# A cool looking Quad



## puncturerepairkit (Aug 18, 2007)

More pictures from here oregon manifest 2011 - a set on Flickr

I don't know anything about it, or the Oregon Manifest. I just came across the pic and thought some of you guys might like to see it.

I do wonder if it has a rear diff though, it's hard to tell.


----------



## marks_bike (Aug 22, 2006)

Man that looks fun!


----------



## jgerhardt (Aug 31, 2009)

Man that looks HEAVY!


----------



## JaquesN (Sep 14, 2009)

Rear view from Flickr.


DSCF1311 by Tomas.Quinones, on Flickr

Still can't tell if it's a differential.


----------



## Kavik (Apr 13, 2007)

Contes Engineering


----------



## jgerhardt (Aug 31, 2009)

Kavik said:


> Contes Engineering


Thanks for the link, they have some video's on the site showing the thing in action.
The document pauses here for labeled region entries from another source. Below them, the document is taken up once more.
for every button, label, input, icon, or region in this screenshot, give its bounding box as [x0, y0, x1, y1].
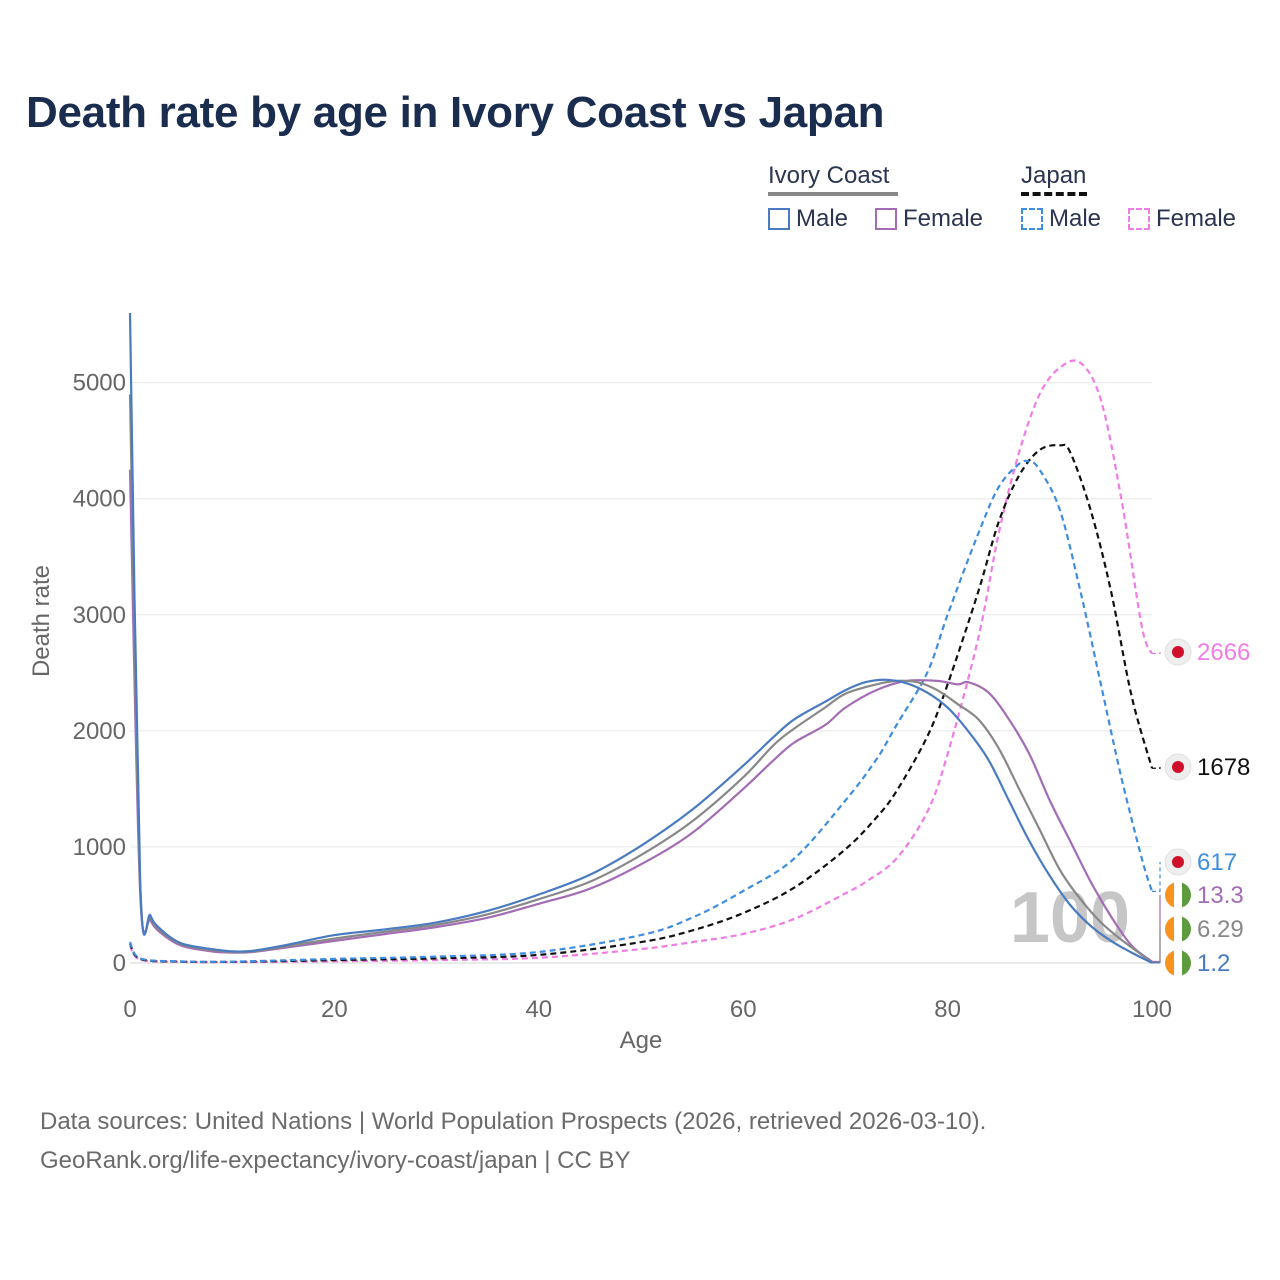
footer-sources: Data sources: United Nations | World Pop…: [40, 1108, 987, 1135]
legend-group-underline-ivory-coast: [768, 192, 898, 196]
flag-japan-sun: [1172, 761, 1184, 773]
series-line-ivory-coast-male[interactable]: [128, 312, 1153, 964]
x-tick-label: 80: [934, 996, 961, 1023]
legend-swatch-japan-male: [1021, 208, 1043, 230]
end-connector-japan-female: [1152, 652, 1161, 655]
end-label-ivory-coast-female: 13.3: [1197, 882, 1244, 909]
legend-group-underline-japan: [1021, 192, 1087, 196]
y-tick-label: 1000: [73, 834, 126, 861]
end-label-ivory-coast-male: 1.2: [1197, 950, 1230, 977]
end-connector-japan-both: [1152, 767, 1161, 769]
legend-swatch-ivory-coast-female: [875, 208, 897, 230]
legend-item-japan-male[interactable]: Male: [1021, 205, 1101, 233]
chart-title: Death rate by age in Ivory Coast vs Japa…: [26, 88, 885, 137]
flag-stripe-green: [1182, 950, 1191, 976]
legend-item-ivory-coast-female[interactable]: Female: [875, 205, 983, 233]
legend-label-ivory-coast-male: Male: [796, 205, 849, 232]
end-connector-ivory-coast-female: [1152, 895, 1161, 963]
flag-ivory-coast-stripes: [1165, 882, 1191, 908]
flag-japan-sun: [1172, 646, 1184, 658]
legend-group-ivory-coast: Ivory Coast: [768, 162, 898, 196]
flag-icon-japan: [1164, 638, 1192, 666]
flag-stripe-green: [1182, 916, 1191, 942]
end-label-japan-male: 617: [1197, 849, 1237, 876]
chart-plot: 100 Age Death rate 010002000300040005000…: [28, 312, 1250, 1054]
flag-icon-japan: [1164, 753, 1192, 781]
legend-group-japan: Japan: [1021, 162, 1087, 196]
flag-icon-ivory-coast: [1165, 882, 1191, 908]
flag-stripe-white: [1174, 882, 1182, 908]
footer-link[interactable]: GeoRank.org/life-expectancy/ivory-coast/…: [40, 1147, 631, 1174]
series-line-japan-female[interactable]: [129, 359, 1154, 964]
flag-stripe-orange: [1165, 882, 1174, 908]
series-line-japan-male[interactable]: [128, 459, 1154, 963]
y-tick-label: 4000: [73, 486, 126, 513]
end-label-ivory-coast-both: 6.29: [1197, 916, 1244, 943]
y-tick-label: 3000: [73, 602, 126, 629]
legend-label-ivory-coast-female: Female: [903, 205, 984, 232]
flag-icon-japan: [1164, 848, 1192, 876]
flag-icon-ivory-coast: [1165, 950, 1191, 976]
series-line-ivory-coast-female[interactable]: [128, 469, 1153, 963]
y-tick-label: 2000: [73, 718, 126, 745]
end-label-japan-both: 1678: [1197, 754, 1250, 781]
series-line-japan-both[interactable]: [129, 443, 1154, 964]
x-tick-label: 40: [525, 996, 552, 1023]
flag-stripe-white: [1174, 950, 1182, 976]
legend-swatch-ivory-coast-male: [768, 208, 790, 230]
legend-swatch-japan-female: [1128, 208, 1150, 230]
series-line-ivory-coast-both[interactable]: [128, 394, 1153, 964]
end-label-japan-female: 2666: [1197, 639, 1250, 666]
legend-label-japan-male: Male: [1049, 205, 1102, 232]
x-axis-label: Age: [620, 1027, 663, 1054]
flag-japan-sun: [1172, 856, 1184, 868]
chart-annotation-age: 100: [1010, 878, 1130, 958]
legend-item-ivory-coast-male[interactable]: Male: [768, 205, 848, 233]
flag-icon-ivory-coast: [1165, 916, 1191, 942]
y-tick-label: 0: [113, 950, 126, 977]
flag-ivory-coast-stripes: [1165, 950, 1191, 976]
y-tick-label: 5000: [73, 370, 126, 397]
legend-group-title-japan: Japan: [1021, 162, 1087, 189]
end-connector-japan-male: [1152, 862, 1161, 892]
flag-stripe-orange: [1165, 916, 1174, 942]
flag-stripe-white: [1174, 916, 1182, 942]
x-tick-label: 60: [730, 996, 757, 1023]
end-connector-ivory-coast-both: [1152, 929, 1161, 963]
x-tick-label: 20: [321, 996, 348, 1023]
y-axis-label: Death rate: [28, 565, 55, 677]
legend-item-japan-female[interactable]: Female: [1128, 205, 1236, 233]
flag-ivory-coast-stripes: [1165, 916, 1191, 942]
flag-stripe-orange: [1165, 950, 1174, 976]
legend-group-title-ivory-coast: Ivory Coast: [768, 162, 890, 189]
flag-stripe-green: [1182, 882, 1191, 908]
x-tick-label: 100: [1132, 996, 1172, 1023]
legend-label-japan-female: Female: [1156, 205, 1237, 232]
x-tick-label: 0: [123, 996, 136, 1023]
Looks pretty fun.


----------



## todwil (Feb 1, 2007)

Saw this at Interbike they had a video playing, with them riding it at a BMX track looked like a lot of fun I think the guy told us it weighed 45#


----------



## coffeecup (Sep 28, 2011)

*Quad brakes*

For some reason the pics don't display on my system. 

Does your quad have disc brakes? I am interested in how you did the mounts.

CC


----------



## Walt (Jan 23, 2004)

*Even more fun if...*

It's neat, but fun? Fun would be taking away 2 of the wheels and 3/4 of the weight and going for a ride where you could lean steer and bunnyhop and stuff...

If you're going with more than 2 wheels, may as well go all the way.

-Walt



marks_bike said:


> Man that looks fun!


----------



## coffeecup (Sep 28, 2011)

Walt said:


> It's neat, but fun? Fun would be taking away 2 of the wheels and 3/4 of the weight and going for a ride where you could lean steer and bunnyhop and stuff...
> 
> If you're going with more than 2 wheels, may as well (link)
> -Walt


Well, yes... but I will be mounting these brakes on off road wheelchairs, and the 3+ wheel design is somehow standard in that business... 

CC


----------



## David C (May 25, 2011)

I'd put some 2.4 tires on that thing and rip up the DH section


----------



## Drew Diller (Jan 4, 2010)

I'd heard one very practical use case for a quad cycle: someone who has suffered brain damage in the part that controls balance. Like this one: http://forums.mtbr.com/fat-bikes/fat-quad-cycle-650121.html

Pretty neat, but otherwise, no thanks.


----------



## Schmucker (Aug 23, 2007)

Maybe if it had an electric motor... and could go 60mph...


----------



## ChazB (Jul 27, 2011)

wont be able to take it on single tracks! i am out


----------